Sylvia bergegas lari memeluk ratu Canaria, melepaskan tangannya dari Ryota.

"Aku baik, bagai mana denganmu? Sepertinya putriku yang cantik ini bertambah tinggi?" balas ratu Canaria sembari menerima pelukan Sylvia. Dia bertanya menyadari Sylvia yang kian hampir menyusul tinggi badannya.

Mendengar itu, membuat Sylvia sedikit tersipu, dia menjawab,

"Aku baik, mungkin karena aku tidak pernah meninggalkan latihanku, sebab itu tinggiku bertambah, fufu,"

"Tapi, Bu. Kenapa kamu tidak menungguku kembali terlebih dahulu sebelum adikku melaksanakan upacara kedewasaannya, hmph" lanjut Sylvia yang sedikit tidak terima.

Melihat tingkah putrinya, dia tersenyum tipis namun sedikit kecewa.

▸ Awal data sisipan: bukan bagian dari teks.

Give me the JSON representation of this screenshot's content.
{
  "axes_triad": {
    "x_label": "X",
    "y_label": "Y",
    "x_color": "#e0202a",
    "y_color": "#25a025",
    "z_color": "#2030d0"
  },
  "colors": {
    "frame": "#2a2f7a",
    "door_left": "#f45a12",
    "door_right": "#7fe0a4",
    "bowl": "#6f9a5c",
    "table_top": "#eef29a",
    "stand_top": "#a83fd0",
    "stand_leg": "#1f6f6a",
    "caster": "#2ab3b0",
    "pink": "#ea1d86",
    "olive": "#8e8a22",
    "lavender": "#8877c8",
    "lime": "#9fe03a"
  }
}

"Bukan tidak menunggumu, hanya saja upacara kedewasaan dilakukan sebelum matahari terbenam. Waktu itu sore hari hampir tiba, namun kamu belum kunjung datang. Begitulah kejadiannya, sebab itu aku berangkat lebih awal. Maafkan ibu, putriku." ucap ratu Canaria menyesal.

Mendengar itu, Sylvia terkejut seakan-akan lupa sesuatu.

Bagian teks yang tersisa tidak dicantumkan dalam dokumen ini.